In an open letter, the citizen groups of Mayotte demand from the government “extraordinary measures”, including “a rapid and structured reconstruction plan” after the passage of Cyclone Chido on the archipelago.
Collectives of Mahorais citizens demanded, this Saturday, December 28, “concrete responses” and immediate from Prime Minister François Bayrou, expected this Monday, December 30 in Mayotte, fifteen days after the passage of Cyclone Chido which devastated the archipelago.
François Bayrou will arrive in Mayotte accompanied by a delegation of ministers, including Manuel Valls (Overseas) and Élisabeth Borne (National Education).
About ten people gathered
To make themselves heard before the arrival of members of the government, around ten people gathered this Saturday, December 28 in Petite-Terre, at the roundabout of a strategic road between Dzaoudzi, the town of embarkation to go by barge in Grande-Terre, and the rest of Petite-Terre, where the airport is located.
“We hope that the Prime Minister, upon his arrival, will provide concrete answers and actions. We want to tell him that the aid announced for relief is insufficient,” Sylviane Amavi, general secretary of the Mouvement 2018 collective, told AFP. of Citizens, created the same year to denounce the insecurity on the archipelago.
“We are told a lot of things: that they will help us, that there are people mobilized for us, but for two weeks, we have not seen anyone,” lamented Ramatou Chebani, one of the demonstrators.
“Our elected officials should help us, but we have the impression that they have let us down,” she added.
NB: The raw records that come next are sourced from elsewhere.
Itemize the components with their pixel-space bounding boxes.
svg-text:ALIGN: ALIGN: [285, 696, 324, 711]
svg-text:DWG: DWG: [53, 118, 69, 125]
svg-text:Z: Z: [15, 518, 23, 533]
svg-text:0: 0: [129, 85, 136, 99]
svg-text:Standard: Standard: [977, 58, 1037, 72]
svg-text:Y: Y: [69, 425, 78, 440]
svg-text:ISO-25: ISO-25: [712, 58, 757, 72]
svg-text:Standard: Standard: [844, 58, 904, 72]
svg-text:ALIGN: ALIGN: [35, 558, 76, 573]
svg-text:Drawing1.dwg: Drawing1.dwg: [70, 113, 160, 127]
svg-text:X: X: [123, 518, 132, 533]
In an open letter, the citizen collectives of Mayotte denounce the “glaring insufficiency of the support measures” after the passage of the cyclone.
“Unacceptably slow”
“The arrival of rescuers – technicians, engineers and specialized personnel – was marked by unacceptable slowness, and their number remains dramatically below real needs,” write the collectives, adding to the long list of emergencies to be dealt with difficult access basic necessities, the restoration of the electricity network which is slow, the destroyed schools and the risk of looting and squatting of housing whose occupants have left the archipelago.
According to the latest report from the Ministry of the Interior on Friday, electricity had been restored to 46% of the population and running water to almost the entire population.
The collectives also demand “extraordinary measures”, including “a rapid and structured reconstruction plan”. They also demand the creation of an “exceptional solidarity fund” to compensate the victims, including the uninsured, and the “elimination of property taxes for the current year”.